For heterogeneous tabular data, scikit-learn provides two related composers.[16] `ColumnTransformer` applies different transformers to different columns and concatenates the results, useful when numeric features need scaling while categorical features need encoding.[17] `FeatureUnion` applies multiple transformers to the same input and concatenates their outputs, useful for combining different feature extraction strategies on the same column. Both compose with `Pipeline`. The helper `make_pipeline` constructs a `Pipeline` with auto-generated step names, and `make_column_transformer` does the same for `ColumnTransformer`.[16]

### TensorFlow Extended (TFX)

TensorFlow Extended (TFX) is an end-to-end platform from Google for deploying production ML pipelines.[18] A TFX pipeline is a directed sequence of components that pass artifacts (datasets, schemas, models, evaluations) between steps and record metadata in an ML Metadata store.[20]

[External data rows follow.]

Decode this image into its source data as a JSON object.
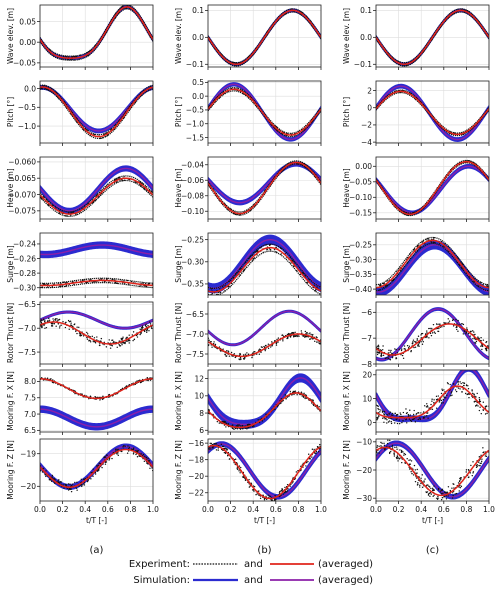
{
  "colors": {
    "experiment": "#111111",
    "experiment_avg": "#e0241b",
    "simulation": "#2b2bd0",
    "simulation_avg": "#8b1fa8",
    "grid": "#dddddd",
    "axis": "#222222"
  },
  "legend": {
    "experiment_label": "Experiment:",
    "simulation_label": "Simulation:",
    "and_text": "and",
    "averaged_text": "(averaged)"
  },
  "chart_data": {
    "type": "line",
    "x_axis": {
      "label": "t/T [-]",
      "range": [
        0.0,
        1.0
      ],
      "ticks": [
        "0.0",
        "0.2",
        "0.4",
        "0.6",
        "0.8",
        "1.0"
      ]
    },
    "grid": true,
    "legend_position": "bottom-center",
    "columns": [
      {
        "caption": "(a)",
        "panels": [
          {
            "ylabel": "Wave elev. [m]",
            "ylim": [
              -0.06,
              0.09
            ],
            "yticks": [
              -0.05,
              0.0,
              0.05
            ],
            "yfmt": 2,
            "exp": {
              "mean": 0.011,
              "amp": 0.062,
              "phase": 0.77,
              "h2": 0.2,
              "thick": 0.005
            },
            "sim": {
              "mean": 0.011,
              "amp": 0.062,
              "phase": 0.77,
              "h2": 0.2,
              "thick": 0.002
            },
            "exp_noise": 0.0
          },
          {
            "ylabel": "Pitch [°]",
            "ylim": [
              -1.45,
              0.2
            ],
            "yticks": [
              -1.0,
              -0.5,
              0.0
            ],
            "yfmt": 1,
            "exp": {
              "mean": -0.62,
              "amp": 0.66,
              "phase": 0.02,
              "h2": 0.0,
              "thick": 0.05
            },
            "sim": {
              "mean": -0.55,
              "amp": 0.58,
              "phase": 0.02,
              "h2": 0.0,
              "thick": 0.035
            },
            "exp_noise": 0.0
          },
          {
            "ylabel": "Heave [m]",
            "ylim": [
              -0.0775,
              -0.0585
            ],
            "yticks": [
              -0.075,
              -0.07,
              -0.065,
              -0.06
            ],
            "yfmt": 3,
            "exp": {
              "mean": -0.0705,
              "amp": 0.0055,
              "phase": 0.76,
              "h2": 0.0,
              "thick": 0.0007
            },
            "sim": {
              "mean": -0.0685,
              "amp": 0.0065,
              "phase": 0.76,
              "h2": 0.0,
              "thick": 0.0006
            },
            "exp_noise": 0.0
          },
          {
            "ylabel": "Surge [m]",
            "ylim": [
              -0.31,
              -0.225
            ],
            "yticks": [
              -0.3,
              -0.28,
              -0.26,
              -0.24
            ],
            "yfmt": 2,
            "exp": {
              "mean": -0.2935,
              "amp": 0.0035,
              "phase": 0.55,
              "h2": 0.0,
              "thick": 0.003
            },
            "sim": {
              "mean": -0.248,
              "amp": 0.0065,
              "phase": 0.55,
              "h2": 0.0,
              "thick": 0.0035
            },
            "exp_noise": 0.0
          },
          {
            "ylabel": "Rotor Thrust [N]",
            "ylim": [
              -7.75,
              -6.45
            ],
            "yticks": [
              -7.5,
              -7.0,
              -6.5
            ],
            "yfmt": 1,
            "exp": {
              "mean": -7.1,
              "amp": 0.23,
              "phase": 0.12,
              "h2": 0.0,
              "thick": 0.0
            },
            "sim": {
              "mean": -6.83,
              "amp": 0.17,
              "phase": 0.25,
              "h2": 0.0,
              "thick": 0.01
            },
            "exp_noise": 0.18
          },
          {
            "ylabel": "Mooring F. X [N]",
            "ylim": [
              6.45,
              8.35
            ],
            "yticks": [
              6.5,
              7.0,
              7.5,
              8.0
            ],
            "yfmt": 1,
            "exp": {
              "mean": 7.78,
              "amp": 0.3,
              "phase": 0.0,
              "h2": 0.0,
              "thick": 0.12
            },
            "sim": {
              "mean": 6.88,
              "amp": 0.27,
              "phase": 0.0,
              "h2": 0.0,
              "thick": 0.08
            },
            "exp_noise": 0.06
          },
          {
            "ylabel": "Mooring F. Z [N]",
            "ylim": [
              -20.45,
              -18.55
            ],
            "yticks": [
              -20,
              -19
            ],
            "yfmt": 0,
            "exp": {
              "mean": -19.45,
              "amp": 0.58,
              "phase": 0.76,
              "h2": 0.0,
              "thick": 0.0
            },
            "sim": {
              "mean": -19.4,
              "amp": 0.62,
              "phase": 0.76,
              "h2": 0.0,
              "thick": 0.06
            },
            "exp_noise": 0.16
          }
        ]
      },
      {
        "caption": "(b)",
        "panels": [
          {
            "ylabel": "Wave elev. [m]",
            "ylim": [
              -0.11,
              0.12
            ],
            "yticks": [
              -0.1,
              0.0,
              0.1
            ],
            "yfmt": 1,
            "exp": {
              "mean": 0.0,
              "amp": 0.1,
              "phase": 0.75,
              "h2": 0.0,
              "thick": 0.006
            },
            "sim": {
              "mean": 0.0,
              "amp": 0.1,
              "phase": 0.75,
              "h2": 0.0,
              "thick": 0.003
            },
            "exp_noise": 0.0
          },
          {
            "ylabel": "Pitch [°]",
            "ylim": [
              -1.7,
              0.55
            ],
            "yticks": [
              -1.5,
              -1.0,
              -0.5,
              0.0,
              0.5
            ],
            "yfmt": 1,
            "exp": {
              "mean": -0.58,
              "amp": 0.83,
              "phase": 0.23,
              "h2": 0.0,
              "thick": 0.06
            },
            "sim": {
              "mean": -0.57,
              "amp": 1.0,
              "phase": 0.23,
              "h2": 0.0,
              "thick": 0.04
            },
            "exp_noise": 0.0
          },
          {
            "ylabel": "Heave [m]",
            "ylim": [
              -0.11,
              -0.03
            ],
            "yticks": [
              -0.1,
              -0.08,
              -0.06,
              -0.04
            ],
            "yfmt": 2,
            "exp": {
              "mean": -0.07,
              "amp": 0.033,
              "phase": 0.78,
              "h2": 0.0,
              "thick": 0.002
            },
            "sim": {
              "mean": -0.064,
              "amp": 0.025,
              "phase": 0.78,
              "h2": 0.0,
              "thick": 0.002
            },
            "exp_noise": 0.0
          },
          {
            "ylabel": "Surge [m]",
            "ylim": [
              -0.375,
              -0.235
            ],
            "yticks": [
              -0.35,
              -0.3,
              -0.25
            ],
            "yfmt": 2,
            "exp": {
              "mean": -0.318,
              "amp": 0.05,
              "phase": 0.55,
              "h2": 0.0,
              "thick": 0.008
            },
            "sim": {
              "mean": -0.305,
              "amp": 0.055,
              "phase": 0.55,
              "h2": 0.0,
              "thick": 0.009
            },
            "exp_noise": 0.0
          },
          {
            "ylabel": "Rotor Thrust [N]",
            "ylim": [
              -7.75,
              -6.2
            ],
            "yticks": [
              -7.5,
              -7.0,
              -6.5
            ],
            "yfmt": 1,
            "exp": {
              "mean": -7.28,
              "amp": 0.28,
              "phase": 0.8,
              "h2": 0.0,
              "thick": 0.0
            },
            "sim": {
              "mean": -6.85,
              "amp": 0.42,
              "phase": 0.72,
              "h2": 0.0,
              "thick": 0.01
            },
            "exp_noise": 0.13
          },
          {
            "ylabel": "Mooring F. X [N]",
            "ylim": [
              5.8,
              13.0
            ],
            "yticks": [
              6,
              8,
              10,
              12
            ],
            "yfmt": 0,
            "exp": {
              "mean": 8.1,
              "amp": 2.0,
              "phase": 0.78,
              "h2": 0.12,
              "thick": 0.25
            },
            "sim": {
              "mean": 8.9,
              "amp": 2.7,
              "phase": 0.82,
              "h2": 0.18,
              "thick": 0.4
            },
            "exp_noise": 0.1
          },
          {
            "ylabel": "Mooring F. Z [N]",
            "ylim": [
              -23.0,
              -15.5
            ],
            "yticks": [
              -22,
              -20,
              -18,
              -16
            ],
            "yfmt": 0,
            "exp": {
              "mean": -19.5,
              "amp": 3.2,
              "phase": 0.05,
              "h2": 0.0,
              "thick": 0.1
            },
            "sim": {
              "mean": -19.3,
              "amp": 3.2,
              "phase": 0.12,
              "h2": 0.0,
              "thick": 0.2
            },
            "exp_noise": 0.15
          }
        ]
      },
      {
        "caption": "(c)",
        "panels": [
          {
            "ylabel": "Wave elev. [m]",
            "ylim": [
              -0.11,
              0.12
            ],
            "yticks": [
              -0.1,
              0.0,
              0.1
            ],
            "yfmt": 1,
            "exp": {
              "mean": 0.0,
              "amp": 0.1,
              "phase": 0.75,
              "h2": 0.0,
              "thick": 0.006
            },
            "sim": {
              "mean": 0.0,
              "amp": 0.1,
              "phase": 0.75,
              "h2": 0.0,
              "thick": 0.003
            },
            "exp_noise": 0.0
          },
          {
            "ylabel": "Pitch [°]",
            "ylim": [
              -4.1,
              3.1
            ],
            "yticks": [
              -4,
              -2,
              0,
              2
            ],
            "yfmt": 0,
            "exp": {
              "mean": -0.6,
              "amp": 2.5,
              "phase": 0.22,
              "h2": 0.0,
              "thick": 0.15
            },
            "sim": {
              "mean": -0.6,
              "amp": 3.1,
              "phase": 0.22,
              "h2": 0.0,
              "thick": 0.15
            },
            "exp_noise": 0.0
          },
          {
            "ylabel": "Heave [m]",
            "ylim": [
              -0.17,
              0.03
            ],
            "yticks": [
              -0.15,
              -0.1,
              -0.05,
              0.0
            ],
            "yfmt": 2,
            "exp": {
              "mean": -0.07,
              "amp": 0.085,
              "phase": 0.8,
              "h2": 0.0,
              "thick": 0.004
            },
            "sim": {
              "mean": -0.075,
              "amp": 0.075,
              "phase": 0.82,
              "h2": 0.0,
              "thick": 0.004
            },
            "exp_noise": 0.0
          },
          {
            "ylabel": "Surge [m]",
            "ylim": [
              -0.42,
              -0.21
            ],
            "yticks": [
              -0.4,
              -0.35,
              -0.3,
              -0.25
            ],
            "yfmt": 2,
            "exp": {
              "mean": -0.315,
              "amp": 0.08,
              "phase": 0.5,
              "h2": 0.0,
              "thick": 0.01
            },
            "sim": {
              "mean": -0.33,
              "amp": 0.08,
              "phase": 0.52,
              "h2": 0.0,
              "thick": 0.012
            },
            "exp_noise": 0.0
          },
          {
            "ylabel": "Rotor Thrust [N]",
            "ylim": [
              -8.0,
              -5.6
            ],
            "yticks": [
              -8,
              -7,
              -6
            ],
            "yfmt": 0,
            "exp": {
              "mean": -7.05,
              "amp": 0.6,
              "phase": 0.65,
              "h2": 0.0,
              "thick": 0.0
            },
            "sim": {
              "mean": -6.85,
              "amp": 0.98,
              "phase": 0.55,
              "h2": 0.0,
              "thick": 0.03
            },
            "exp_noise": 0.22
          },
          {
            "ylabel": "Mooring F. X [N]",
            "ylim": [
              -4.0,
              22.0
            ],
            "yticks": [
              0,
              10,
              20
            ],
            "yfmt": 0,
            "exp": {
              "mean": 7.0,
              "amp": 6.6,
              "phase": 0.72,
              "h2": 0.25,
              "thick": 0.6
            },
            "sim": {
              "mean": 9.0,
              "amp": 10.5,
              "phase": 0.82,
              "h2": 0.3,
              "thick": 0.9
            },
            "exp_noise": 0.3
          },
          {
            "ylabel": "Mooring F. Z [N]",
            "ylim": [
              -31.0,
              -9.0
            ],
            "yticks": [
              -30,
              -20,
              -10
            ],
            "yfmt": 0,
            "exp": {
              "mean": -20.5,
              "amp": 8.5,
              "phase": 0.08,
              "h2": 0.0,
              "thick": 0.4
            },
            "sim": {
              "mean": -20.0,
              "amp": 9.5,
              "phase": 0.18,
              "h2": 0.0,
              "thick": 0.6
            },
            "exp_noise": 0.3
          }
        ]
      }
    ]
  }
}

Standard TFX components include:

| Component | Purpose |
|---|---|
| `ExampleGen` | Ingests data from sources such as CSV, TFRecord, BigQuery, or custom inputs and splits it into train and eval sets. |
| `StatisticsGen` | Computes feature statistics over each split using TensorFlow Data Validation (TFDV). |
| `SchemaGen` | Infers a schema describing expected feature types, ranges, and presence. |
| `ExampleValidator` | Detects anomalies and training/serving drift by comparing statistics to the schema. |
| `Transform` | Performs full-pass preprocessing using TensorFlow Transform (TFT), producing a graph that is reused at serving time to avoid [training-serving skew](/wiki/training-serving_skew). |
| `Trainer` | Trains a TensorFlow model with a user-supplied `run_fn`, optionally on accelerators or distributed clusters. |
| `Tuner` | Runs hyperparameter search via KerasTuner. |
| `Evaluator` | Computes sliced metrics with TensorFlow Model Analysis (TFMA) and decides whether the candidate model is good enough to be blessed. |
| `InfraValidator` | Loads the model in a sandboxed serving binary to confirm it can be served. |
| `Pusher` | Pushes blessed models to TensorFlow Serving, TFLite, or another deployment target. |
| `BulkInferrer` | Runs batch inference using a blessed model. |

TFX pipelines can be authored once and executed on multiple orchestrators including Apache Airflow, [Apache Beam](/wiki/mlops), Kubeflow Pipelines, and Vertex AI Pipelines, which allows local development on a workstation to be promoted to a managed cloud environment without rewriting the pipeline code.[19]

### Kubeflow Pipelines

Kubeflow Pipelines is a Kubernetes-native platform for building and running portable ML workflows.[21] Pipelines are defined in Python using the Kubeflow Pipelines SDK (KFP) and compiled into a static workflow specification that the controller executes by spinning up containers as Kubernetes pods.[21] Each component runs in its own container, which makes language-agnostic steps easy to mix and supports GPU-heavy workloads, parallel hyperparameter search, and large training jobs on shared clusters.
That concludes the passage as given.